Hari ini aku bersama dua penulis buku "Katarsis: Membereskan Beban Hati" lainnya yaitu Husnul dan Sita mendapatkan kesempatan untuk berbagi dalam webinar yang diadakan oleh Go English. Kami mempresentasikan sebagian (karena waktunya terbatas) materi buku kami dengan menyorot topik "Cerdas Kelola Emosi: Agar Kamu Nggak Nyesek Lagi". 

Sesi presentasi kami dibuka oleh Sita yang berbicara tentang bagaimana irrational belief menjadi salah satu penyebab kita mengalami "nyesek". Menurutku, Sita membawakan materi dengan sangat menawan, maa syaa Allah. Menyimaknya ibarat sedang mendengarkan seorang penyiar radio yang sudah berpengalaman. Aku yakin para peserta webinar yang mayoritas adik-adik SMA itu pun terpesona. 

Setelah itu, tibalah giliranku yang sudah lumayan grogi menyimak Sita, khawatir aku terlalu njomplang darinya. Aku kebagian menjelaskan tentang penyebab "nyesek" lainnya yaitu ruminasi, supresi, dan represi sampai ke definisi katarsis. Aku belibet banget guys ngomongnya :')) Mungkin karena aku sudah terpesona sama Sita yang luwes banget, sehingga mungkin secara tidak sadar aku menuntut diriku untuk bisa seperti itu, padahal jelas style kami itu berbeda...alhasil belibet lah akhirnya. Huhu...sedih...

Kemudian giliran Husnul yang menjelaskan tentang apa dan bagaimana melakukan teknik katarsis secara sehat. Penjelasan Husnul memberikan pencerahan kepada peserta tentang beragam pilihan teknik katarsis yang bisa mereka lakukan.

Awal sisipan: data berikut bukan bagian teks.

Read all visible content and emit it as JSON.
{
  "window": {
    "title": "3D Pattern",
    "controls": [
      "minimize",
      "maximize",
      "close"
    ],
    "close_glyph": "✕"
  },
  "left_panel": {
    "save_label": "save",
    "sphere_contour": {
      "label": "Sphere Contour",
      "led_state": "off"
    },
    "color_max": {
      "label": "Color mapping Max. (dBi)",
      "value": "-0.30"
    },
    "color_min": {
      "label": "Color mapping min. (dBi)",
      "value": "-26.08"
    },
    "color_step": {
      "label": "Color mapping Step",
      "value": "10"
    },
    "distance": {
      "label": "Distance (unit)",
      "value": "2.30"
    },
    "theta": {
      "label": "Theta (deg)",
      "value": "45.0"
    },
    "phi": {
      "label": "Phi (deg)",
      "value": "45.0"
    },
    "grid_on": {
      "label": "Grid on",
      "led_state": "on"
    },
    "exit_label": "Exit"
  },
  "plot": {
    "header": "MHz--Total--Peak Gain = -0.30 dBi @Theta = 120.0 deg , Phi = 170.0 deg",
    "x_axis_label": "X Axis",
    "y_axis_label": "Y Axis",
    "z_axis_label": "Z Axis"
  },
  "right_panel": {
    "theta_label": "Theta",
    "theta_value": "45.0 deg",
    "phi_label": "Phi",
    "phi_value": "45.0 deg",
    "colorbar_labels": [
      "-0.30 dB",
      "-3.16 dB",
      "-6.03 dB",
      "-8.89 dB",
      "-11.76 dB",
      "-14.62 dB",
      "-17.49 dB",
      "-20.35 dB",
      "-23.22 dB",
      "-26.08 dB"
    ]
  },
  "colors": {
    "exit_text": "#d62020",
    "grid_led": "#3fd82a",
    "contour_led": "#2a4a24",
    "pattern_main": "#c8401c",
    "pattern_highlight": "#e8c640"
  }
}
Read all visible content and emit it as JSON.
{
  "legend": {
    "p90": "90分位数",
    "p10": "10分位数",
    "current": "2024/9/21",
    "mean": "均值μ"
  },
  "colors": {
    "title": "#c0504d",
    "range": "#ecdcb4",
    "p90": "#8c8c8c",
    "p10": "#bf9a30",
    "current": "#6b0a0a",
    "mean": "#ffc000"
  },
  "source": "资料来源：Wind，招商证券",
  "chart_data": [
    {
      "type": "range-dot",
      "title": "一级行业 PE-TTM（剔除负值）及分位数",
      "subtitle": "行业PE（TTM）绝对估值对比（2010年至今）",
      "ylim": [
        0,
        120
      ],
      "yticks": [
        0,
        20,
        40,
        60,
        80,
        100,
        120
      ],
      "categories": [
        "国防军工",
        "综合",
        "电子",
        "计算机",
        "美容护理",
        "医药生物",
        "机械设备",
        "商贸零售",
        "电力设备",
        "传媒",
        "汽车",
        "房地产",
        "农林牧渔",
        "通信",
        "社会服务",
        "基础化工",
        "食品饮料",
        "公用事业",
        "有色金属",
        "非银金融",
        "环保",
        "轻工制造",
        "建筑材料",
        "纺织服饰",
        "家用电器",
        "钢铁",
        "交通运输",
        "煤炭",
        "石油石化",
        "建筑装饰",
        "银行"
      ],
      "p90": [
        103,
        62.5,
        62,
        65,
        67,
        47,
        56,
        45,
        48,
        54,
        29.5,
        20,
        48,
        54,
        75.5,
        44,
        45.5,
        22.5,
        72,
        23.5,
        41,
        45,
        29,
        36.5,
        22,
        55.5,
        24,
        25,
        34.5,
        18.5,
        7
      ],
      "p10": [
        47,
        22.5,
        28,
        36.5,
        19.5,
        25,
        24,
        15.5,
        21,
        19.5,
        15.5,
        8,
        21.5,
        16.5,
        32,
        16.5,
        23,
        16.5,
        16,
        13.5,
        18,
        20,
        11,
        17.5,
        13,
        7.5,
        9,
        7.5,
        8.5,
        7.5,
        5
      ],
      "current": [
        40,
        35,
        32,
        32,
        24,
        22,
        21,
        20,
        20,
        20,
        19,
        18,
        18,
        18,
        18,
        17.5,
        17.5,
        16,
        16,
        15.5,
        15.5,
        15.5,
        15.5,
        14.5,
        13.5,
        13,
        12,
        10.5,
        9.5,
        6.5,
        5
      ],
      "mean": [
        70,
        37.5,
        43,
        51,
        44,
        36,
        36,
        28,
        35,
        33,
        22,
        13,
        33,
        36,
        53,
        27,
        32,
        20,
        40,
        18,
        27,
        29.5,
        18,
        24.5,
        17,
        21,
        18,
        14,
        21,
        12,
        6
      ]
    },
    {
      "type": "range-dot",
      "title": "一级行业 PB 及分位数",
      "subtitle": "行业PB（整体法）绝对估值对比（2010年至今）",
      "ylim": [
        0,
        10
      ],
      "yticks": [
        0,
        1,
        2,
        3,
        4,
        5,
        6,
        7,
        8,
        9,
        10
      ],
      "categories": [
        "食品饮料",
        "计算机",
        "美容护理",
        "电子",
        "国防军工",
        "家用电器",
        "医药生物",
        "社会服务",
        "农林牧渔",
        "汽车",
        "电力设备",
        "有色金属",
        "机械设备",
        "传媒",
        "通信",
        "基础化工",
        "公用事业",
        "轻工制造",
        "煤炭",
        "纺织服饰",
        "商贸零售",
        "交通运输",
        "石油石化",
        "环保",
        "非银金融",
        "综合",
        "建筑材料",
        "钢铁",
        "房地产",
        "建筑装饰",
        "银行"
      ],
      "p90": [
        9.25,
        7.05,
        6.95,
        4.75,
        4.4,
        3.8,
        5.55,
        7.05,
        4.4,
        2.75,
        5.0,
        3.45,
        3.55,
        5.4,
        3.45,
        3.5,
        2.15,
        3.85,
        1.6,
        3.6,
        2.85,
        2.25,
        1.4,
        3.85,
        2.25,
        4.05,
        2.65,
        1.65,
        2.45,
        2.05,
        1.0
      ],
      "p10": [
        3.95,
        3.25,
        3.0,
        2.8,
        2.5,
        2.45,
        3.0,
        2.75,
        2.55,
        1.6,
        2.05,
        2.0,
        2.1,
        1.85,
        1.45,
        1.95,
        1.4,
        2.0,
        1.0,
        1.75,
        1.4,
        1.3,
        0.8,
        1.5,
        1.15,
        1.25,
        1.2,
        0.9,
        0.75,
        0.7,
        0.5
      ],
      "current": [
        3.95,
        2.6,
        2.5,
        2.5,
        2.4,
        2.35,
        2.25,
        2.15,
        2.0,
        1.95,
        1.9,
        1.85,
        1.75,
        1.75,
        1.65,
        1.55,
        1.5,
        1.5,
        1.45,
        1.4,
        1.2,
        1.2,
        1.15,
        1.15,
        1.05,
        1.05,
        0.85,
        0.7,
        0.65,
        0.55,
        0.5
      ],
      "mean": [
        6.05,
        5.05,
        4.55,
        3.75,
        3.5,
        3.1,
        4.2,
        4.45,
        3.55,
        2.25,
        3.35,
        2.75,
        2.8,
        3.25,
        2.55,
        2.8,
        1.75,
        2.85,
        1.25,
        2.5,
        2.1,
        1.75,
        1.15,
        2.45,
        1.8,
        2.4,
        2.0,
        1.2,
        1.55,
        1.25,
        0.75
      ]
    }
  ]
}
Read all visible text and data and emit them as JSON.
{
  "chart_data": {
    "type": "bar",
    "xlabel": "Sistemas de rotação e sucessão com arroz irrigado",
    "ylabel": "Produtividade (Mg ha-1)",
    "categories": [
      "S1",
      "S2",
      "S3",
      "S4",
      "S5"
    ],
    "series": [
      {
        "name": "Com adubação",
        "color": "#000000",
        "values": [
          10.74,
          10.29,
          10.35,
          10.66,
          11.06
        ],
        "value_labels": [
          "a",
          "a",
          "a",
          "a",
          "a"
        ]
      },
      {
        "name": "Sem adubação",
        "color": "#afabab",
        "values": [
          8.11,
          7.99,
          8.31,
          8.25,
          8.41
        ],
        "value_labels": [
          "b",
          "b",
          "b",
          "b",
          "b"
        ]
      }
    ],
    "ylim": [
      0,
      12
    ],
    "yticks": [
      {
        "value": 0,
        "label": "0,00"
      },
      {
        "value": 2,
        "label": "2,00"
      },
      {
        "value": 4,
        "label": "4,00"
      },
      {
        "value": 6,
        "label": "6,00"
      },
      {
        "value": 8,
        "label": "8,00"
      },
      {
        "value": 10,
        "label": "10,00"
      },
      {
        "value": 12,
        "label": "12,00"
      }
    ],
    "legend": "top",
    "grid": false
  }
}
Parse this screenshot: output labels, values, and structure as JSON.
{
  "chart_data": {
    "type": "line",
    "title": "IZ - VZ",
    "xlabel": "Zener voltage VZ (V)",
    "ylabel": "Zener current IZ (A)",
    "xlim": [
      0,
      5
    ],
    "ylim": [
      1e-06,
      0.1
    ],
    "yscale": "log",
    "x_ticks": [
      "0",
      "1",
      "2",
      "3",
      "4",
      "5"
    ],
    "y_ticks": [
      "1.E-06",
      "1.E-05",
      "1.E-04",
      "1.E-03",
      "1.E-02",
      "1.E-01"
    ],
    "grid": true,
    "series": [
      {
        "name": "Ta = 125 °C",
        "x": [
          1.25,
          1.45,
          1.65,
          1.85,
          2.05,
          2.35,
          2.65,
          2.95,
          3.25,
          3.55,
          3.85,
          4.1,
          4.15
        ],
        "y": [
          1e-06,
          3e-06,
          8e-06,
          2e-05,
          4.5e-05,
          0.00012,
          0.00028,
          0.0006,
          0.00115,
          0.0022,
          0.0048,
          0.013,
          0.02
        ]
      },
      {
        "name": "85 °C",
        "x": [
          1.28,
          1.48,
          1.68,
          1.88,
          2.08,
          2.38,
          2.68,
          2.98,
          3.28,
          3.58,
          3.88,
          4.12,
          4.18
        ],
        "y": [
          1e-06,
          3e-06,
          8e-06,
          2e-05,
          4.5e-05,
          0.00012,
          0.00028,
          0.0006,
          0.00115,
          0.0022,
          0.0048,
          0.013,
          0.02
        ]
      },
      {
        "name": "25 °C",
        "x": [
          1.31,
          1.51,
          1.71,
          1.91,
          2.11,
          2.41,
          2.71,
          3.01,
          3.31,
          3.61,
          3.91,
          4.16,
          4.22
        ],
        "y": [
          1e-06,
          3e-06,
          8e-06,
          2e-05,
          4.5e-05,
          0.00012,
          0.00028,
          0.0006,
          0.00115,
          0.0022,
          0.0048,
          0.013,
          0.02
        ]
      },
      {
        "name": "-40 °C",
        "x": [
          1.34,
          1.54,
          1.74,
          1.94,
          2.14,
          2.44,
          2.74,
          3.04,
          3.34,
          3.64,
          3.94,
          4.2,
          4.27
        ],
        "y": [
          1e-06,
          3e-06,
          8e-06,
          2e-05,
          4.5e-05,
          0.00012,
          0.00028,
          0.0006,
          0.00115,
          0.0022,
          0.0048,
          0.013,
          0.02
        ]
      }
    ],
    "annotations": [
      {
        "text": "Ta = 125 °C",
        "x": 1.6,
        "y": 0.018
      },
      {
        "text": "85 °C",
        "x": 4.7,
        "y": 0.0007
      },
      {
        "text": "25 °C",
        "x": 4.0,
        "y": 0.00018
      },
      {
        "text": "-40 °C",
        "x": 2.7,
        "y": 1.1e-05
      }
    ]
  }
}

Husnul juga keren banget, maa syaa Allah. Santai bwanget pembawaannya, tapi pesannya nyampe. 

Selepas sesi penyampaian materi oleh kami bertiga, akhirnya masuk ke sesi tanya jawab. Ada beberapa pertanyaan menarik yang masuk, dan alhamdulillah semuanya dapat dijawab dengan baik (oleh Husnul dan Sita wkwk). Melihat jawaban kedua teman yang ces pleng tersebut, moderator spontan menanyakan kontak kami jikalau adik-adik remaja tersebut membutuhkan teman untuk berbagi secara tepat. Alhamdulillah ada Sita (wkwkw), yang saat ini sedang menjalani tugasnya sebagai konselor sebaya di lembaga konsultasi psikologi BE Psychology Kediri, yang menerima konsultasi secara gratis.

Udah gitu aja sih ceritanya hehe. Alhamdulillah diberikan kesempatan untuk berbagi hehehe.

***CERITA DI BALIK LAYAR***

Pada saat kami mendapatkan undangan untuk berbagi tentang buku kami, muncul diskusi dalam grup WhatsApp kami: "Apakah sebaiknya kita memunculkan bagian-bagian tertentu saja sehingga orang akan penasaran dan membeli buku kami, atau bagaimana?"; sampai akhirnya kami sampai pada satu kesepakatan: berikan sebanyak yang bisa kita berikan, soal ada yang beli atau tidak, itu adalah rezeki yang sudah diatur, yang penting kita jangan sampai menyembunyikan ilmu.